Although they look like ducks and act like ducks, pied-billed grebes, according to DNA studies, are more closely related to flamingos than ducks. I was surprised to learn that, as well as a couple other interesting items.
Pied-billed grebes (Podilymbus podiceps) have been called “little submarines”. They can “crash dive” straight down, swim just under the surface, swim at the bottom and submerge “alligator style” and float with their eyes just above the surface. This is because they can alter their inherent buoyancy by squeezing trapped air out from between their feathers and internal air sacs. Each pied-billed grebe feather is attached to the skin at a right angle with a curl at the top trapping air against the body. By modifying the way the feathers lay against the body the amount of trapped air changes adjusting buoyancy. Of course, removing air from around the body allows more water to get trapped in the feathers. Some authors contribute the buoyancy control by a pied-billed grebe to be due to water trapped in the feathers, but this is simply another way of looking at removing air from around the feathers.
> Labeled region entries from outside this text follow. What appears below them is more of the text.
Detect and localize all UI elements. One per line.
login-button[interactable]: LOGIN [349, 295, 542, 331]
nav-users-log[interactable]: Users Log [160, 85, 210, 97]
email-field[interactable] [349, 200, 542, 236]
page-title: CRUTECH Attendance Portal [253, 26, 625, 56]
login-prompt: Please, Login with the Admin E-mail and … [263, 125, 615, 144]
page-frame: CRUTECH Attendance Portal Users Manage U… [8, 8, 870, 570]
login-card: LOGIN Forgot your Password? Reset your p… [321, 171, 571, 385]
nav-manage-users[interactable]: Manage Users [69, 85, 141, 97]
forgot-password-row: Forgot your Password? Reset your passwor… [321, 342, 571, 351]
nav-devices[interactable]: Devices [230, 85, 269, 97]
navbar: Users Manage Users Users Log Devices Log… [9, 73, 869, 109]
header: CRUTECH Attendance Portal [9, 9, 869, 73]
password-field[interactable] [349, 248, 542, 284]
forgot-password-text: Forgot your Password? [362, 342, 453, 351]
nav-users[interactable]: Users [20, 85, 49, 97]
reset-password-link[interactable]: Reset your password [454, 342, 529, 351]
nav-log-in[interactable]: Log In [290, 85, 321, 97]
Another fascinating thing is that pied-billed grebes eat their own feathers. This is believed to serve two purposes. One is that the feathers act as a sieve in the stomach and keep harmful, sharp prey parts from entering the intestines. Secondly, the feathers encapsulate indigestible matter so it can be disgorged as pellets, similar to an owl’s casts.
This cute pied-billed grebe was swimming in Ash Creek near the Hall Pond Trail in Ash Creek Wildlife Area near Lookout CA (Modoc County). Years ago I wrote another post with more information about pied-billed grebes (02-11-2012).